13 thoughts on “Displaying an Image in an SDL2 Window”

  1. Thank you for this great tutorial, but I must ask, is there a way to convert a SDL_Surface into a SDL_Window (or vice versa)?

    Because the function “CreateWindow” seems much more obvious than creating textures, renderings and all…

    Thanks again for this awesome tutorial !

    1. Well, a window and a surface are not quite the same thing.

      A window is a platform-specific thing (e.g. it’s different between Windows and Linux) and is used as a means of displaying whatever you want to render, within the context of that platform.

      A surface is just a block of memory where you prepare the stuff that you want to render. The contents of the surface go through a process (involving textures etc) that ultimately gets them onto the window.

      This was somewhat simpler in SDL 1.x, where you mainly just used surfaces directly with the window. I suppose in SDL2 they streamlined the process to be closer to what you’d really do when doing complex 3D rendering. I suppose it may look like overkill for simple 2D, but I’m pretty sure they had good reasons for this.

  2. Hi again,

    Just after posting this (and 1 day looking for the error!), the error was that in the source code you give the rect height and width is set to 0.

    Thank you though! Love your website.

    x

    1. Hi, are you referring to dstrect? The width and height shouldn’t be zero, as I’m setting x, y, w and h all at once in the initialisation.

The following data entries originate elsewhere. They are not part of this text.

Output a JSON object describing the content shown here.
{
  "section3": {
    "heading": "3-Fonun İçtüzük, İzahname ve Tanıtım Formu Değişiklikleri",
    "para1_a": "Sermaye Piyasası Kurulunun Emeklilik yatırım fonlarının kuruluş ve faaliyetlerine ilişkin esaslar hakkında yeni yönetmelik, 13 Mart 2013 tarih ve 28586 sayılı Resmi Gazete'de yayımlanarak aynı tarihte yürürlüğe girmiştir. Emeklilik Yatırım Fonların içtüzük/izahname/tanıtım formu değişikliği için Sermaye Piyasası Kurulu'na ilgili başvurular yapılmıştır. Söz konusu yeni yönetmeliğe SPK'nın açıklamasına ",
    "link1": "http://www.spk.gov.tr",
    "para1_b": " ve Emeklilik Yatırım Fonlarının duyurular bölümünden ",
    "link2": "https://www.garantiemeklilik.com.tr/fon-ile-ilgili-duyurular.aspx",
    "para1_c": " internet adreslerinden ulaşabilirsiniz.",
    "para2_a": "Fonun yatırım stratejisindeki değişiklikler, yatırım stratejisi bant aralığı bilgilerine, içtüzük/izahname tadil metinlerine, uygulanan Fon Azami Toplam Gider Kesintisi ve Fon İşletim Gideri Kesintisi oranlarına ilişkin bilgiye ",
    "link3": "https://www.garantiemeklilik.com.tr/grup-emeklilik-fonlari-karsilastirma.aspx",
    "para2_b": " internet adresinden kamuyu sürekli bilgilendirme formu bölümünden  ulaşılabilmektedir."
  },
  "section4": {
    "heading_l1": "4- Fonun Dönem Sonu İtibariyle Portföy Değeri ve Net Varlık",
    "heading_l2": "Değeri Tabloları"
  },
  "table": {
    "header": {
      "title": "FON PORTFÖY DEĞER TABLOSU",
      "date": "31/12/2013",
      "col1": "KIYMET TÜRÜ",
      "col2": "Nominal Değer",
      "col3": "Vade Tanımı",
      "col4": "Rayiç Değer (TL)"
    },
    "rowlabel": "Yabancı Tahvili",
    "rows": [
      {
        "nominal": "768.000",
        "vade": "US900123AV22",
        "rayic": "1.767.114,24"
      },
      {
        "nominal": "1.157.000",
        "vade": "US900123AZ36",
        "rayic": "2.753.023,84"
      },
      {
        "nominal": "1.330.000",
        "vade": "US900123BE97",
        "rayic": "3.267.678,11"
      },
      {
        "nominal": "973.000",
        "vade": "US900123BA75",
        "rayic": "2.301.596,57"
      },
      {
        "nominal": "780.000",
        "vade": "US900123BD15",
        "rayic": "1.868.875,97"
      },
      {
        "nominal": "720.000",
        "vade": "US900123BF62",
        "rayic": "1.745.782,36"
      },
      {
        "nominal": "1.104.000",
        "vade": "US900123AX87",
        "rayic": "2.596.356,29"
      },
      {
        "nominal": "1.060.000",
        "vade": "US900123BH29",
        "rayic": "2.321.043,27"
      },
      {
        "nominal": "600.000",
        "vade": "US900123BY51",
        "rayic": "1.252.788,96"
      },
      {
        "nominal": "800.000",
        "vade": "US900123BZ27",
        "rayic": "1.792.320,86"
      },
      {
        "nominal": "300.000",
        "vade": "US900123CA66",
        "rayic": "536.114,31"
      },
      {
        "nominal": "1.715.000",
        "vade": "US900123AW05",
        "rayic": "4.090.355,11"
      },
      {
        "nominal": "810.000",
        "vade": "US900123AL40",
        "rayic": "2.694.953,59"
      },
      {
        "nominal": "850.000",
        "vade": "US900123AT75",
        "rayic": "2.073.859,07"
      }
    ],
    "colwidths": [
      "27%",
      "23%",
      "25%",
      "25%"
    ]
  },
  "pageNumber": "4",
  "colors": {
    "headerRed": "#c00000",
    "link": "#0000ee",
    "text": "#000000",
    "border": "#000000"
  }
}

  3. Hi, I couldn’t get the image loading.
    It just shows a black screen. I tried following the IMG_Load tutorial yet it also shows a black screen, no image at all.
    Can you help me?

    My code:
    #include
    #include
    #include

    int main(int argc, char **argv) {
    SDL_Init(SDL_INIT_VIDEO); // initialize the window
    // IMG_Init(IMG_INIT_PNG);
    SDL_Window *window = SDL_CreateWindow(“My Window”, SDL_WINDOWPOS_UNDEFINED,
    SDL_WINDOWPOS_UNDEFINED, 1280, 720, 0); // specify window

    SDL_Renderer *renderer = SDL_CreateRenderer(window, -1, 0); // arg: window, rendering device, r. flags
    SDL_Surface *image = SDL_LoadBMP(“a.bmp”); // load image
    // SDL_Surface *image = IMG_Load(“ace_of_hearts.jpg”); // load image
    SDL_Texture *texture = SDL_CreateTextureFromSurface(renderer, image);

    bool is_running = true;
    SDL_Event event; // instantiate event class, to register events

    while (is_running) {
    SDL_WaitEvent(&event);
    switch (event.type) {
    case SDL_QUIT:
    is_running = false;
    break;
    }
    SDL_RenderCopy(renderer, texture, NULL, NULL); // copy texture to output device
    SDL_RenderPresent(renderer); // commit texture to vram
    }

    SDL_DestroyTexture(texture);
    SDL_FreeSurface(image);
    SDL_DestroyRenderer(renderer);
    SDL_DestroyWindow(window);
    // IMG_Quit();
    SDL_Quit();
    return 0;
    }

    1. I suggest doing some error handling, i.e. check if any of the SDL2 function calls are returning NULL and see if any errors are occurring. Also check the path of the image compared to where the executable is running from… for instance if you run it from Visual Studio the path would be different from simply double-clicking the executable.

  4. I have an unusual problem.

    The image appears… corrupted?
    Random aberrant blocks of pixels, frenetic flickering when the cursor moves.

    I copied the image that you used here, .bmp or .png doesn’t seem to have any effect on the result.

    I even copied the source code directly and had the same result. Any ideas what could be causing this?

    1. It’s hard to say just from your description. It’s best if you post a question on Stack Overflow with your code as well as screenshots of the problem so that other people have enough information to investigate.

    2. Nevermind, I’m on Ubuntu and the bmp file is a bit finicky, according to SDL.

      I went into imagemagick and overwrote the bmp file with itself.

      It worked afterwards!

    1. There is always some kind of graphics card. It might not be a dedicated unit and you may be using the motherboard’s onboard video, but whatever you have in-memory needs to make its way to the screen, and that’s done via a Texture in SDL2.